Chelsea Murray; @chelsea_murray
How do you describe your job to your family?
I tell them I tell stories. As a journalist it can be obvious what your job is, but not everyone really understands what a magazine editor does. In that role I help those writing for The Deep tell stories by working with them on story and structure to make their piece the best it possibly can be.
What’s the weirdest gig you’ve ever done solely for money?
I grew up on a dairy farm, and in high school I worked as a fitter. You’re basically clipping cattle for show [a.k.a. giving them a nice haircut], which is a very cool thing if you’re into that, but it’s very hard to explain to people. It’s something I loved doing.
What was your BIG break? How did you land it?
Going to Ryerson University [for a masters of journalism]—working with the instructors and getting to know people in the industry—has helped me in my career. Even if everything you do in journalism school isn’t always valuable, making those connections has really served me well.

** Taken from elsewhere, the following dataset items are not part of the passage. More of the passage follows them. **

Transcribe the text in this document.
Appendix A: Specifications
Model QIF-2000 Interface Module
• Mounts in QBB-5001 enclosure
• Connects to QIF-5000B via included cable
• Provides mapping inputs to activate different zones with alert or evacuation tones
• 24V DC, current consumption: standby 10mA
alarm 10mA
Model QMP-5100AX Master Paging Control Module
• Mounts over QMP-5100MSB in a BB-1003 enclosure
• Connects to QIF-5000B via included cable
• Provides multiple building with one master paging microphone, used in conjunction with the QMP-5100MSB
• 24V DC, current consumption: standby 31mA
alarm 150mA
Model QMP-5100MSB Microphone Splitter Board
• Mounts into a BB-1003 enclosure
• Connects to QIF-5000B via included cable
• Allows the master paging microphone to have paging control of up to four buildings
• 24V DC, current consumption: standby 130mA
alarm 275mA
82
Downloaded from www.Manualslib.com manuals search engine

What would you say has been your most significant setback, career-wise, to date? How did you bounce back?
Working a part-time job after graduation to subsidize freelancing and still not making enough money to pay student loans and rent was hard. It affected my confidence and ambition to do more, and I second-guessed myself constantly. The financial aspect is what made me look for a full-time job outside of media, and finally landing something that really fit helped me get out of that funk.
Name one piece of career advice you always give.
Something I wish I’d told myself is: Take every opportunity and work harder than you think you can. If you’re interested in something but afraid of it, do it anyway. As you get older, you write a piece or edit something that was hard and you get through it and realize, I probably could have done this all along. It’s the fear of ‘What if I can’t do it?’ and I wish I hadn’t listened to that little voice as much.
When you’re feeling low about your work, what’s the one thing you always do/watch/read/listen to bring yourself back up again?
Getting outside and making my body really physically tired, either by hiking or running, helps me clear my head and decompress. I also compulsively listen to true-crime podcasts—they’re escapist for me.
How would you describe your industry in terms of representation and inclusivity?
People are beginning to realize that we’re not doing a great job in the media industry—especially when it comes to diversity. Steps are being taken in the right direction to change that, but we’re not there yet.
At The Deep, we aim to have as close to gender parity as we can. Six of our eight original features have been written by women. We’re also conscious of the fact that we’re two white people running the magazine. Because of this, we have to constantly challenge ourselves to make sure the magazine reflects those within Atlantic Canada who don’t necessarily fit the stock ideas of the region.
Looking to the future, what excites you the most about your career?
Making The Deep a financially sustainable publication is something that we’re working towards. In the next year or so we’re making changes to the way we publish, working on our strengths and really building. That’s exciting, as it’s another opportunity to make it better.
What worries you the most about your career?
As I enter my mid-thirties, I’m starting to think about mid-career moves, which is a different way of thinking about your career. It stresses me out, asking questions like: What do I need to be thinking? What steps do I need to be making to move my career ahead? And I’m not sure that I know the answers.